Tuesday, January 15, 2013

SAR #13015

The difference between preventing a war and starting one seems curiously unappreciated of late.

Celebrate Appropriately: Currently, 10.6% of houses with a mortgage are either seriously delinquent or in foreclosure. This is a slight decline., but foreclosure starts are expected to climb, now that banks and mortgage servicers have figured out how to game the new regulations and procedures.

For Whom The Bell Tolls: Cutting Social Security is no longer up for debate; It has, according to Obama, become "a worthy end in itself." The administration claims it is "a technical fix", not a cut in the safety net. They lie.

Feature, Not Failure: Last year “the world’s 100 richest people became $241 billion richer”.

The Human Condition: Step back and contemplate how much more media time was spent on the ridiculous Mayan apocalypse prediction than on the ominous and growing body of evidence that we have pushed the planet to the edge of disaster through global warming. Homo sapiens my foot.

What's Wrong With This Picture: Developers and promoters of projects in flood planes and coastal areas are now installing generators and assuring prospects that “they wouldn’t be terribly inconvenienced in case of a natural disaster.”

Just Because: Saudi Arabia denied that it cut oil production in December to push crude prices higher. Perhaps they didn't cut production, perhaps it fell? That's scary. But maybe they just didn't need the money.

Sob Story: Wells Fargo, while posting record earnings, complained that people were depositing money much faster than they could find reasonably safe and profitable places to invest it. The entire banking industry is facing similar problems. The share of each dollar on deposit that gets lent out is at its lowest level since the 2008 debacle. If the private sector is not going to spur economic growth through lending to create and stimulate businesses, perhaps someone else (hint, hint) should undertake serious stimulus spending.

The Car of the Future: Will run on gasoline.

We Come In Peace: Just as US sanctions against Saddam (because of his wholly mythical WMD program) resulted in hundreds of thousands of deaths among Iraq's poor, US sanctions against Iran (because of its mostly mythical nuclear ambitions) are depriving Iranians of needed medications. Just collateral damage as the US spreads democracy.

No Problem: The attorney Michigan hires to enforce the state's new right-to-work law – which prohibits requiring employees to pay union dues – will have to pay state bar dues in order to practice law in the state.

Future, Tense: According to the International Energy Agency, the United States will become the world's leading oil producer in just a few years. Imagine that. Then imagine pigs, flying.

Definition: 'Chained CPI' - the newest way to cut Social Security while pretending not to cut Social Security. It works by whittling away at the magic of compounding: reducing the CPI adjustment by 0.3% a year - say from $30 a month to $25 a month would lead - after 20 years - to a cut in monthly income of $70 a month, which will buy a lot of cat food. Instead of cut, cut, cutting, why not create a cost of living index for the elderly, based on the things the elderly actually spend money on? Isn't the point of Social Security to provide a secure retirement, not to see how little the elderly can scrape by on?
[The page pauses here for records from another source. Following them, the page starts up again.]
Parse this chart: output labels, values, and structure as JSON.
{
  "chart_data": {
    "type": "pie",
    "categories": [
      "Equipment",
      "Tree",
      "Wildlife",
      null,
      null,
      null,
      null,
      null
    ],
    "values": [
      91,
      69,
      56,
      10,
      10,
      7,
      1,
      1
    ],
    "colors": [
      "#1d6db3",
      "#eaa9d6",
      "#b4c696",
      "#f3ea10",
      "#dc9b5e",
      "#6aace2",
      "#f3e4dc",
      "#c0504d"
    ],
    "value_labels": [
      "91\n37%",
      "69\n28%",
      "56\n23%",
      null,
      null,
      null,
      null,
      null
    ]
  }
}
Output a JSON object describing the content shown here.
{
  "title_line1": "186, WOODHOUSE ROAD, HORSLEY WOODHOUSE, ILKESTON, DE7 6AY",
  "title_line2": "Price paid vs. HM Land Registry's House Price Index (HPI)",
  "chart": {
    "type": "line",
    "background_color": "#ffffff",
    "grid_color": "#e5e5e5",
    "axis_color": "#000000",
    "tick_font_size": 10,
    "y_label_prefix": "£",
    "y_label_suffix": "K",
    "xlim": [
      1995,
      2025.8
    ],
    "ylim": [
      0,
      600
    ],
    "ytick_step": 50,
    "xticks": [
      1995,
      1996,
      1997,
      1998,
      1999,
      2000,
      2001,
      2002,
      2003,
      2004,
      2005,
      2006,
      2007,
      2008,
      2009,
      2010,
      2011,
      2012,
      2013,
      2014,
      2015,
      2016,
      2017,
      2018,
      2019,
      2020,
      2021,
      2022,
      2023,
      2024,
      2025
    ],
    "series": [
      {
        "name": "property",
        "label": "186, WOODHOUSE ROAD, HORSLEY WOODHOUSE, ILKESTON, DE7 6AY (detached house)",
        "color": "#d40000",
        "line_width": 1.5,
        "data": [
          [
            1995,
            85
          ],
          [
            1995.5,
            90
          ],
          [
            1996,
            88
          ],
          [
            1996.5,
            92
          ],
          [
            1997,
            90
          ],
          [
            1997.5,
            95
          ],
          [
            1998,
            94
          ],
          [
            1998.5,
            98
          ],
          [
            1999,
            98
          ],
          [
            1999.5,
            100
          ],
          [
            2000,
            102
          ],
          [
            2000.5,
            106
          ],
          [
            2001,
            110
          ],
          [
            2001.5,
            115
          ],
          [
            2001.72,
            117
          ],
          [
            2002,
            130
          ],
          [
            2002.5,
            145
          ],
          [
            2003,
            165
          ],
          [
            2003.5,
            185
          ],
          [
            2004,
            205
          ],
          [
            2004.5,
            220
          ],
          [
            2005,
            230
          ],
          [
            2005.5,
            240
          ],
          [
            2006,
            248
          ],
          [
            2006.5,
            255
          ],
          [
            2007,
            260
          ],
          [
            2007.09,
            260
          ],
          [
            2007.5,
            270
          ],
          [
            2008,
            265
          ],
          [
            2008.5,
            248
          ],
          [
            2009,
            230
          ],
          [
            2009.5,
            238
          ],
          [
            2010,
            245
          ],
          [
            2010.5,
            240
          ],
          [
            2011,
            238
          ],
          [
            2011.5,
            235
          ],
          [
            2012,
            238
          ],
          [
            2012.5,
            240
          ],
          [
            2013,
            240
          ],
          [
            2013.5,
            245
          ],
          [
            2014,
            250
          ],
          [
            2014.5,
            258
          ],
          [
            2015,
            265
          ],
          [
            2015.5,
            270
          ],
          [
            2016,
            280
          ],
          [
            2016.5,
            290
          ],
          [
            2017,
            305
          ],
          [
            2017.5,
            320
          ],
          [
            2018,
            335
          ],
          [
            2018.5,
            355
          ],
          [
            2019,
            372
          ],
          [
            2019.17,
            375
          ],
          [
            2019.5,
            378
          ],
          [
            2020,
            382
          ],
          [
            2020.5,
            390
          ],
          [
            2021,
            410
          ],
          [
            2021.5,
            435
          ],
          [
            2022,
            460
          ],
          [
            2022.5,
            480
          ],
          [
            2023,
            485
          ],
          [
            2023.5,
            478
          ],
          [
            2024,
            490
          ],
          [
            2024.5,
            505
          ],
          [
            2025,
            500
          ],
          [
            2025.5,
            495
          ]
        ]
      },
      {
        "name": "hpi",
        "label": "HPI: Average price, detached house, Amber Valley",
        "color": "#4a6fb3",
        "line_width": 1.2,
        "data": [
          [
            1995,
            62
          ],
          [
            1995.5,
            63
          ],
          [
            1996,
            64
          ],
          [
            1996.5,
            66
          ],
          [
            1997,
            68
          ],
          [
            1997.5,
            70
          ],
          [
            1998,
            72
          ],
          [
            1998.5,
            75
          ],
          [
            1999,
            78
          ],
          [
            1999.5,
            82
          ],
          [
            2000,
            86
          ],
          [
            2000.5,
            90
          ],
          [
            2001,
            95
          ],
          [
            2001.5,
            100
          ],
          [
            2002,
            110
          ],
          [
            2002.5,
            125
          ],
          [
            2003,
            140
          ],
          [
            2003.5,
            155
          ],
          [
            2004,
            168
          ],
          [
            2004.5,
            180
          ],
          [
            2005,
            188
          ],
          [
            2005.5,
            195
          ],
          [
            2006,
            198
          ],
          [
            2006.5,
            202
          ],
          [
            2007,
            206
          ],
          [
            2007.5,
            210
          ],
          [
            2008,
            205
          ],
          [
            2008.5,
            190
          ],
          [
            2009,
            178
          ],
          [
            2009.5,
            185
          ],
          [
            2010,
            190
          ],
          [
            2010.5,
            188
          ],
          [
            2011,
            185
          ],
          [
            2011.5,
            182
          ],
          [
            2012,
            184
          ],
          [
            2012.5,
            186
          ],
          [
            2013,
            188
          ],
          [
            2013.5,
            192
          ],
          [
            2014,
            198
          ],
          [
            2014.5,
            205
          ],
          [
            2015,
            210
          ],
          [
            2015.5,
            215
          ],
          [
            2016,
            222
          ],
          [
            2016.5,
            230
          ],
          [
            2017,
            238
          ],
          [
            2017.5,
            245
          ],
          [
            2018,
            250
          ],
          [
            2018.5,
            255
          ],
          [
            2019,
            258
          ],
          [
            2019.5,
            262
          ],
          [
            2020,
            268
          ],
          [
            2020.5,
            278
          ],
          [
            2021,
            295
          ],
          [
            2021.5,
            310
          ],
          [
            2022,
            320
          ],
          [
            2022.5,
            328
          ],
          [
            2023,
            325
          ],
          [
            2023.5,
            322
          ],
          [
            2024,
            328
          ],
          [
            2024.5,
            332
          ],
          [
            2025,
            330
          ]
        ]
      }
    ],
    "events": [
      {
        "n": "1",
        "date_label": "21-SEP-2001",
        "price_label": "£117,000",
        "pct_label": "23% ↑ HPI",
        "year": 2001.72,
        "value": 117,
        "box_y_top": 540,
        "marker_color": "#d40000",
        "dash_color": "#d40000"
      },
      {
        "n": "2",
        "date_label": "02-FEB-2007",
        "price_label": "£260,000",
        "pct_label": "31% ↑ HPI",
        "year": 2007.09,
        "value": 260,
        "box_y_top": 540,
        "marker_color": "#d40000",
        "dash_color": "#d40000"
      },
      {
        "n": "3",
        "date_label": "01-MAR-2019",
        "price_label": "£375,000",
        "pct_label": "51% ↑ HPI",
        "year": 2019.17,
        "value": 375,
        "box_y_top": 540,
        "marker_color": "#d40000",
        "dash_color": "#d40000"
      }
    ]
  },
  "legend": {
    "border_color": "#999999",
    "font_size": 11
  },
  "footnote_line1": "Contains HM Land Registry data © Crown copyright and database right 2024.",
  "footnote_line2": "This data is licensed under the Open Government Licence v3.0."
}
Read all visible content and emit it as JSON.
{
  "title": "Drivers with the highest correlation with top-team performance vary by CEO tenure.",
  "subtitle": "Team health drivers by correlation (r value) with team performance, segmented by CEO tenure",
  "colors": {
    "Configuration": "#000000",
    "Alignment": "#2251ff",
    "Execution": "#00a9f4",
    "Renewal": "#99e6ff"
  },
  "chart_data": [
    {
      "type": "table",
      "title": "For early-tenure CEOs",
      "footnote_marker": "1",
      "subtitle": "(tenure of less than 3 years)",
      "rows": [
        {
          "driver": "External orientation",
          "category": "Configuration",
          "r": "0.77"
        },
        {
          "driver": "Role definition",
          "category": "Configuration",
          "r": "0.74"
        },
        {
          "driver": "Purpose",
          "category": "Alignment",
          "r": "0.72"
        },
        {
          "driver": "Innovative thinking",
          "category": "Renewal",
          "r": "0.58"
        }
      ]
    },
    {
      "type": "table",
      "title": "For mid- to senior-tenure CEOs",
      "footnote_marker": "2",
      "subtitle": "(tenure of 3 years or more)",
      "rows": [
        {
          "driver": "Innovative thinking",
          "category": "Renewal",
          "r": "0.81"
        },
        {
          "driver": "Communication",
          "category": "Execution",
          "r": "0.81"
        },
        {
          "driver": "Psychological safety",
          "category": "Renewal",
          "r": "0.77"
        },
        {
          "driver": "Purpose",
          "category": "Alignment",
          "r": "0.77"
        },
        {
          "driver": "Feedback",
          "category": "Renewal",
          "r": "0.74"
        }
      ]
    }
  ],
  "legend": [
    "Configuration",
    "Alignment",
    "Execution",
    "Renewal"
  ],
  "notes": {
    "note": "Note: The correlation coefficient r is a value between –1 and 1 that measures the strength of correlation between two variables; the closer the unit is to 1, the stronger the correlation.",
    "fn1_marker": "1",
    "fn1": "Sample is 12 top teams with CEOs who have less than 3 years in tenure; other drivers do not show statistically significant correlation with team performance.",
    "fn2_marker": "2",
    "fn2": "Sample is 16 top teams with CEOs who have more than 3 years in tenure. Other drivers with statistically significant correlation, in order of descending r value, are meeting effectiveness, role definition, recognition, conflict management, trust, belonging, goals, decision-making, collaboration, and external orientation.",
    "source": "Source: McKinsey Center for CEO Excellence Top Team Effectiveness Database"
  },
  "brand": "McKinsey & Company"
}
Essay Question: Healthcare and the profit motive—do they work well together? Please write your answer on the margins of a dun notice from a hospital, your doctor, or your insurance company.

Plot Spoiler: The National Climate Assessment detailed the horror that man-made global warming will visit on the planet and its inhabitants, emphasizing that global warming is getting worse, that it is man-made, and that the US isn't going to do diddly-shit to stop it for fear of reducing the profits of the energy companies. Okay, I added that last part, but it's true.

The Parting Shot:

 130115

2 comments:

Demetrius said...

The USA & Oil. It might just become the leading or a leading producer. The trouble is that the much higher costs of extraction may entail a lot of state subsidy to the oil majors to pump it up. The other trouble is that if there is rather more derived from biofuels, also subsidised, which have the effect of cutting farm crops, then food prices will go up, unless they are subsidised. Were all this to happen the engine might just seize up.

HS said...

USA&Oil: Yep, it all depends on how badly the Saudis have been cooking the books over the last decade. Of course, if the US does turn out to be a leading producer, WWIII should already be in full effect.